Enhancing Interfacial Properties of Mg₂Si-Based Thermoelectric Joint with Mg₂SiNi₃ Compound as Electrodes

The phase component and its evolution during aging at the joint between thermoelectric (TE) materials and electrodes are of much importance to the quality and the performance of the TE devices. While the figure of merit zT of TE materials determines the maximum efficiency of TE devices, undesired side reactions causing the growing interfacial resistance or mechanical failures between TEs and metal electrodes limit the actual performance of devices.
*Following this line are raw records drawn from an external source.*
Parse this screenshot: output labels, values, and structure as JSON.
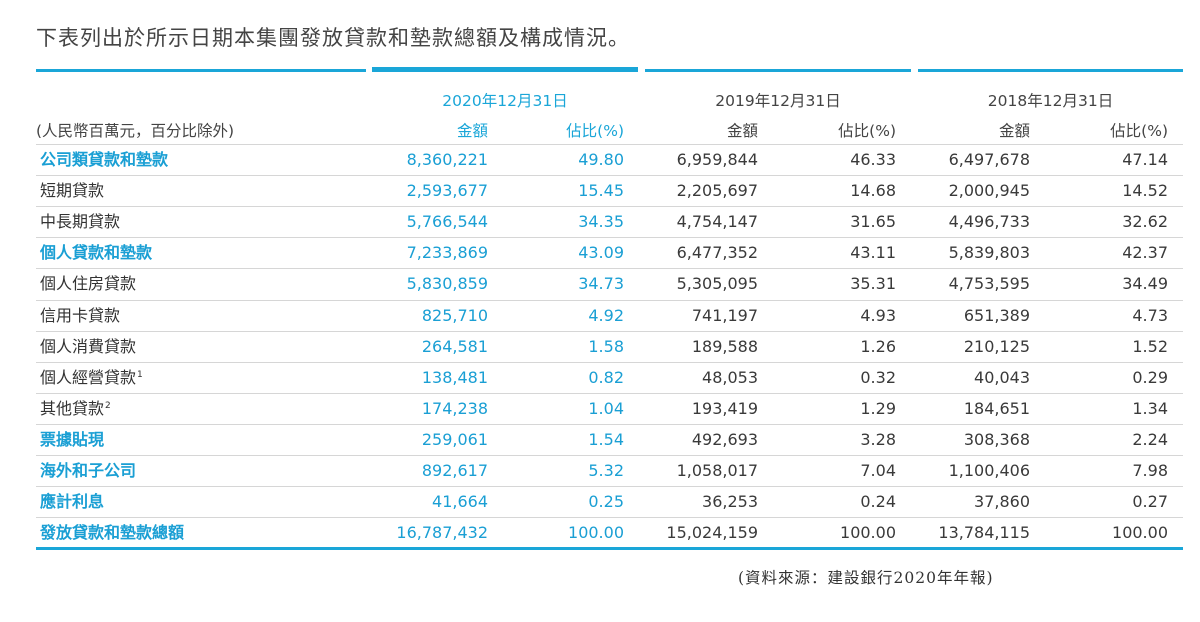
{
  "intro": "下表列出於所示日期本集團發放貸款和墊款總額及構成情況。",
  "unit_note": "(人民幣百萬元，百分比除外)",
  "periods": [
    "2020年12月31日",
    "2019年12月31日",
    "2018年12月31日"
  ],
  "col_amount": "金額",
  "col_share": "佔比(%)",
  "rows": [
    {
      "label": "公司類貸款和墊款",
      "hl": true,
      "v": [
        "8,360,221",
        "49.80",
        "6,959,844",
        "46.33",
        "6,497,678",
        "47.14"
      ]
    },
    {
      "label": "短期貸款",
      "hl": false,
      "v": [
        "2,593,677",
        "15.45",
        "2,205,697",
        "14.68",
        "2,000,945",
        "14.52"
      ]
    },
    {
      "label": "中長期貸款",
      "hl": false,
      "v": [
        "5,766,544",
        "34.35",
        "4,754,147",
        "31.65",
        "4,496,733",
        "32.62"
      ]
    },
    {
      "label": "個人貸款和墊款",
      "hl": true,
      "v": [
        "7,233,869",
        "43.09",
        "6,477,352",
        "43.11",
        "5,839,803",
        "42.37"
      ]
    },
    {
      "label": "個人住房貸款",
      "hl": false,
      "v": [
        "5,830,859",
        "34.73",
        "5,305,095",
        "35.31",
        "4,753,595",
        "34.49"
      ]
    },
    {
      "label": "信用卡貸款",
      "hl": false,
      "v": [
        "825,710",
        "4.92",
        "741,197",
        "4.93",
        "651,389",
        "4.73"
      ]
    },
    {
      "label": "個人消費貸款",
      "hl": false,
      "v": [
        "264,581",
        "1.58",
        "189,588",
        "1.26",
        "210,125",
        "1.52"
      ]
    },
    {
      "label": "個人經營貸款",
      "sup": "1",
      "hl": false,
      "v": [
        "138,481",
        "0.82",
        "48,053",
        "0.32",
        "40,043",
        "0.29"
      ]
    },
    {
      "label": "其他貸款",
      "sup": "2",
      "hl": false,
      "v": [
        "174,238",
        "1.04",
        "193,419",
        "1.29",
        "184,651",
        "1.34"
      ]
    },
    {
      "label": "票據貼現",
      "hl": true,
      "v": [
        "259,061",
        "1.54",
        "492,693",
        "3.28",
        "308,368",
        "2.24"
      ]
    },
    {
      "label": "海外和子公司",
      "hl": true,
      "v": [
        "892,617",
        "5.32",
        "1,058,017",
        "7.04",
        "1,100,406",
        "7.98"
      ]
    },
    {
      "label": "應計利息",
      "hl": true,
      "v": [
        "41,664",
        "0.25",
        "36,253",
        "0.24",
        "37,860",
        "0.27"
      ]
    },
    {
      "label": "發放貸款和墊款總額",
      "hl": true,
      "v": [
        "16,787,432",
        "100.00",
        "15,024,159",
        "100.00",
        "13,784,115",
        "100.00"
      ]
    }
  ],
  "source": "(資料來源：建設銀行2020年年報)",
  "colors": {
    "accent": "#1aa6d8",
    "text": "#333333"
  }
}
Herein, the candidate electrode materials (Mg₂Ni and Mg₂SiNi₃) for Mg₂Si are explored, which is one of the cost-effective and environmentally friendly TE materials exhibiting high zT. The electrodes are directly bonded to Mg₂Si by field-activated pressure-Assisted sintering (FAPAS) in one-step process. The interfaces of fabricated joints with different sintering times are monitored by electron microscopy, followed by the measurement of shear strength and the contact resistances. Outperforming strength (28.29 MPa) and contact resistance (63 μΩ cm²) are observed with Mg₂SiNi₃ at the joint bonded for 30 min. A long-term stability test on Mg₂SiNi₃/Mg₂Si joint reveals a minute increase in the contact resistance as well as sufficient mechanical stability, suggesting that Mg₂SiNi₃ is a great candidate of the electrode materials for Mg₂Si.